La start-up s’adresse aux PME et organisations critiques, publiques ou privées, elle compte déjà des clients en Suisse, en Belgique et en France, dans les secteurs de la finance et de la santé. Avec un coût de CHF 100 à 200 par mois, Hafnova a séduit 20 000 utilisateurs en 2025 et dispose d’un important pipeline de projets, le tout «sans marketing, grâce à son réseau», souligne Édouard Goupy.
Jérôme Crettol, fondateur DiploTools.
DiploTools, se veut le «le SAP de la diplomatie», avance son fondateur, Jerôme Crettol. Il a lancé la start-up en 2023, alors qu’il observait de l’intérieur les limites des outils traditionnels (fichiers Excel, papier, solutions locales) utilisés par les diplomates. L’entreprise, qui dispose d’un advisory board prestigieux – Micheline Calmy Rey y figure notamment –, veut transformer la manière dont travaillent aussi bien les ministères des Affaires étrangères que les gouvernements et les organisations internationales.
DiploTools conçoit sa mission en trois volets. D’abord, permettre un gain d’efficacité, en automatisant des tâches répétitives pour gagner du temps et de l’impact. Ensuite, offrir de l’analyse, en exploitant les données publiques afin d’éclairer des décisions, et des transformations. Et enfin, moderniser les missions diplomatiques. «Les diplomates passent aujourd’hui la moitié de leur temps en reporting (…) Nous leur permettons un gain de temps dans la gestion de leurs enjeux quotidiens», explique en substance Jerôme Crettol.
DiploTools a notamment lancé Power Election, un outil dédié aux élections au sein des organisations internationales (Conseil de sécurité de l’ONU, Conseil des droits de l’homme, etc.).
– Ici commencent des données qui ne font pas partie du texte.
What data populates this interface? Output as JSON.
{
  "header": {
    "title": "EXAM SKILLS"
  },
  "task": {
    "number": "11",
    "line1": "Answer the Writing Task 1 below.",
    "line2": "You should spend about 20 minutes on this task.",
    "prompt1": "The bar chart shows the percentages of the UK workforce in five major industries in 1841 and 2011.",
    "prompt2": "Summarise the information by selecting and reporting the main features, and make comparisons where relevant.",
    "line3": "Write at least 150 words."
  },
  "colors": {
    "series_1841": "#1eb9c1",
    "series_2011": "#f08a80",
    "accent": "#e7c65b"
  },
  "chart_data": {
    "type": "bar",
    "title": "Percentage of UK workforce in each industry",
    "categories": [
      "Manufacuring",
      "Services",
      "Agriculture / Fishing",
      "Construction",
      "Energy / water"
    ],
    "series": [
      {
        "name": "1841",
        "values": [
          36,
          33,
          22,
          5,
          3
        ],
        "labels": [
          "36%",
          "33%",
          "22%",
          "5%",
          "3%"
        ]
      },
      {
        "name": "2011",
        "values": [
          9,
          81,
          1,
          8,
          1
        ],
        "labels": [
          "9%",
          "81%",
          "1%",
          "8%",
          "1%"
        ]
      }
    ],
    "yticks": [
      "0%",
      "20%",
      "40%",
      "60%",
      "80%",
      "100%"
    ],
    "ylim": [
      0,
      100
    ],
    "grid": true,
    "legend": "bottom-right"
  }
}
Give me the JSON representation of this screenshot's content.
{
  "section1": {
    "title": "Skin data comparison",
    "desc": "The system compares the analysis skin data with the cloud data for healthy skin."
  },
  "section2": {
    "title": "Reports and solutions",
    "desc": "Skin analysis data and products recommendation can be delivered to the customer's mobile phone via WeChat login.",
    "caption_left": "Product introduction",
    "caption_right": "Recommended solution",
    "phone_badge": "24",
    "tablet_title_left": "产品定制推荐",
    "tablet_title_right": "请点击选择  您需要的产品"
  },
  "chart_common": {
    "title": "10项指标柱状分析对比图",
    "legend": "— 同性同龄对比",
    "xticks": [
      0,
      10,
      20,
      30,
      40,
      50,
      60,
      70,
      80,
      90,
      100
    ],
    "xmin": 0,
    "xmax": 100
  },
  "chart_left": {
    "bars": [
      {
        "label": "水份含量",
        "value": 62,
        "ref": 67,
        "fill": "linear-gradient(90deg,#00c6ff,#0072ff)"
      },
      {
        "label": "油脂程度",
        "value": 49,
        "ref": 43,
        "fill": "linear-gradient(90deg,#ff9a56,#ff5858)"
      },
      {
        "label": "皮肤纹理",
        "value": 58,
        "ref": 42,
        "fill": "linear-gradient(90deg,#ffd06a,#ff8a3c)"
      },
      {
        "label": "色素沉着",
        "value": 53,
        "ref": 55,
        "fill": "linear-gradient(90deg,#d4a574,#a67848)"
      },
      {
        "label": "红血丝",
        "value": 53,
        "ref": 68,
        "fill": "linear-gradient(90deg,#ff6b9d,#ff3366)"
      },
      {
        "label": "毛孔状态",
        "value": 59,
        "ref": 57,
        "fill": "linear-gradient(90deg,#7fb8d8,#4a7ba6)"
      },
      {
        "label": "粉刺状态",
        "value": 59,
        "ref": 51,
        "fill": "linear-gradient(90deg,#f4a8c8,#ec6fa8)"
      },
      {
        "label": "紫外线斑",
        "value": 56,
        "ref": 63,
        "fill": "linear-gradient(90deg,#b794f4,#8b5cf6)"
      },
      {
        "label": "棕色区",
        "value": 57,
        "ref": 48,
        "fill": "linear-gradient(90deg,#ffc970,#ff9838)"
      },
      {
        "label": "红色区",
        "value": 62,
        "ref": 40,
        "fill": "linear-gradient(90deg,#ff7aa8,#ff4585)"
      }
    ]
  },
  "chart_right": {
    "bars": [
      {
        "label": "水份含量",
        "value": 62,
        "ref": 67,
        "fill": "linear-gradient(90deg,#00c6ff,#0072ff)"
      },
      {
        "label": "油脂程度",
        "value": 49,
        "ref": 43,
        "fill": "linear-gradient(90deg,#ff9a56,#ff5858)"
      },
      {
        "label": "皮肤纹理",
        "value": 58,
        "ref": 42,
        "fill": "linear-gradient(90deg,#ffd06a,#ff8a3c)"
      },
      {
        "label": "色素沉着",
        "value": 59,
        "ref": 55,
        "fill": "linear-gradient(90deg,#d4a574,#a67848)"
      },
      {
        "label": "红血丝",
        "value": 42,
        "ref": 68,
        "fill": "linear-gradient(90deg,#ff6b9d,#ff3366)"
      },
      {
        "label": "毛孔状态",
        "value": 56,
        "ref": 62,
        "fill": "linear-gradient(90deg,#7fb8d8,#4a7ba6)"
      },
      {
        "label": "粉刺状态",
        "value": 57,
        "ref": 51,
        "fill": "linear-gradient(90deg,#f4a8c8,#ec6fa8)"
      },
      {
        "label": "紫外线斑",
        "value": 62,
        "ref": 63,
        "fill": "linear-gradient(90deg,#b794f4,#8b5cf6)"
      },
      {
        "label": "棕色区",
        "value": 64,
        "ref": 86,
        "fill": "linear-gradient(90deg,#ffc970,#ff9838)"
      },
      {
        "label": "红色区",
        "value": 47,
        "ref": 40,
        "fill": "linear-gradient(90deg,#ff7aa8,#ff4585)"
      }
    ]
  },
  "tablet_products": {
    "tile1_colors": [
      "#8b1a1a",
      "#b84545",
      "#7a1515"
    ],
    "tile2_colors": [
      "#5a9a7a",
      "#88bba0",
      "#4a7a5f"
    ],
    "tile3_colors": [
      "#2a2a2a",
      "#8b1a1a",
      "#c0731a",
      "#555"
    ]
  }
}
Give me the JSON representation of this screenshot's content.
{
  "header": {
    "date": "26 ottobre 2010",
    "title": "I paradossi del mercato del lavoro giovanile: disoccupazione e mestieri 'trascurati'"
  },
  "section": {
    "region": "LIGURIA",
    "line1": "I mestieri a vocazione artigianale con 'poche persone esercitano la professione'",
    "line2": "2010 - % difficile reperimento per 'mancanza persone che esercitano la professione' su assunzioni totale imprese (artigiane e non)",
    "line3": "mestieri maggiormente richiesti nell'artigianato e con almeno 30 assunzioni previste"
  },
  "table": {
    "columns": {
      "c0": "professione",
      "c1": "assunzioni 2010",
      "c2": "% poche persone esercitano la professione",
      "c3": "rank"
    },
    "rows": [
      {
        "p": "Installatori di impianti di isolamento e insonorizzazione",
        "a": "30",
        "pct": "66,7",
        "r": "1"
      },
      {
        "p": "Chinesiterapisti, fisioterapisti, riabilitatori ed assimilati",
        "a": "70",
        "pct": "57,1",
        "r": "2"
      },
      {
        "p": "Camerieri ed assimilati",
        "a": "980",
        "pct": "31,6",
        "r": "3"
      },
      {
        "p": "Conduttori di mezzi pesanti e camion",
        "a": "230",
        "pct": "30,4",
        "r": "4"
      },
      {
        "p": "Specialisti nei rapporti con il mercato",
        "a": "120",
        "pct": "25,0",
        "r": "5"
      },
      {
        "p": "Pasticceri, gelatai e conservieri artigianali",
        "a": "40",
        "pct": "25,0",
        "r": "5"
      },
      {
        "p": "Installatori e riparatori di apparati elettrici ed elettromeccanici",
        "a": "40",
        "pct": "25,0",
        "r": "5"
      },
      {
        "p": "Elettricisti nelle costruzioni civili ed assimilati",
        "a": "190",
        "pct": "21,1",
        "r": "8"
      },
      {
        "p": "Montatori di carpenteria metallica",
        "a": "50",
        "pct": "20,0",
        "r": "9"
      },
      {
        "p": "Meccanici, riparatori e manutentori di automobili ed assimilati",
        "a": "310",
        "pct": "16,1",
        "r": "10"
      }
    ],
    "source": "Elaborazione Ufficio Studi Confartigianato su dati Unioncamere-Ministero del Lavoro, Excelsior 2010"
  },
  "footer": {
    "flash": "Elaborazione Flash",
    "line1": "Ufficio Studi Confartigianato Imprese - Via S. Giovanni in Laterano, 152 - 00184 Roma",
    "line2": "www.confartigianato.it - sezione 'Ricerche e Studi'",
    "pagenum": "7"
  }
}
Chaque année, des dizaines d’élections y sont organisées, et les pays doivent décider pour qui voter, tout en menant des actions de lobbying. Avec Power Election, un processus de vote «qui prend 3 à 7 jours est réduit à 30 secondes», assure Jérôme Crettol.
Soutenue par la FIT depuis septembre 2024, DiploTools a déjà signé son premier contrat avec le ministère des Affaires étrangères norvégien et mène des pilotes avec d’autres structures. La start-up mise sur l’accumulation de données diplomatiques, sa connaissance du terrain et son réseau, l’image et le savoir-faire suisse dans le domaine. Pour le moment, DiploTools ne lève pas de fonds, mais le moment venu «nous rechercherons des investisseurs stratégiques capables d’apporter des réseaux au sein des gouvernements et des introductions auprès des décideurs clés», précise son fondateur.
Enfin, Patrick Botteron, directeur Private Banking Centre de Compétences de la BCV, a conclu cette soirée en soulignant les liens de longue date entre la Banque et l’innovation. «L’innovation est importante pour l’économie vaudoise et donc pour la BCV. Elle constitue un relais de croissance indispensable pour l’activité du canton. La Banque soutient la FIT et d’autres acteurs clés de l’écosystème vaudois de l’innovation. Elle a d’ailleurs participé à la création de ce dernier il y a plus de trente ans».